Should you think that things are skewed because I mostly walk downtown (two of every three shows I see are off-off), note that it still breaks up evenly:

Number of Broadway shows seen (from six-star to zero and the total): 1, 2, 1, 4, 2, 2, 0 = 11
Number of Off-Broadway shows seen: 6, 9, 9, 16, 13, 6, 3 = 61
Number of Off-Off Broadway* shows seen: 6, 18, 30, 40, 43, 19, 9 = 165
(N.B. Off-Off-Broadway refers to theaters with under 100 seats and to anything performed for a limited-run festival, like Under the Radar or the Fringe, regardless of venue.)

When you factor in the average cost of tickets for these venues, you're better off checking out the off-off-Broadway scene (particularly during festivals), especially if you're looking for six-star performances (the only Broadway one to make the cut was Passing Strange, which started off-Broadway). Some people would swear by Gypsy and South Pacific this season, and having not seen them, I can't argue with their beauty, but--I won't lie to you--I'm looking for something more substantial in my diet, no matter how well-prepared.
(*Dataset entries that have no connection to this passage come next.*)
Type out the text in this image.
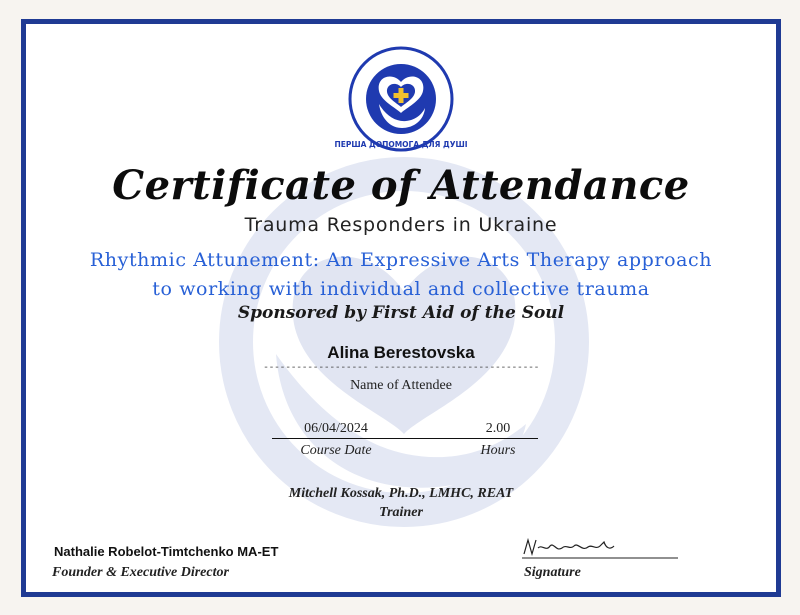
ПЕРША ДОПОМОГА ДЛЯ ДУШІ
Certificate of Attendance
Trauma Responders in Ukraine
Rhythmic Attunement: An Expressive Arts Therapy approach
to working with individual and collective trauma
Sponsored by First Aid of the Soul
Alina Berestovska
------------------- ------------------------------
Name of Attendee
06/04/2024	2.00
Course Date	Hours
Mitchell Kossak, Ph.D., LMHC, REAT
Trainer
Nathalie Robelot-Timtchenko MA-ET
Founder & Executive Director	Signature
But that's where my curiosity takes me--if any of you are interested in a specific breakdown of the data, just let me know. We can all learn from our habits; what are yours?

1 comment:

Esther said...

It's interesting. I don't get to New York that often, so I like to see as much of what's new on Broadway as possible. But I do find that increasingly, there's a lot off-Broadway, like Black Watch, that I find very tempting. I'm really glad I saw it, and I wish I could have seen more off-Broadway, including Farragut North. Next year, I'd like to see a production of Our Town that's coming off-Broadway. I don't think I've seen anything off-off yet, but if I lived closer to New York, I definitely would try to see as big a variety as possible of what's out there. I mean, that's the great thing about New York - whatever kind of art you're interested in, there's a limitless number of choices. Why limit yourself to one type of venue?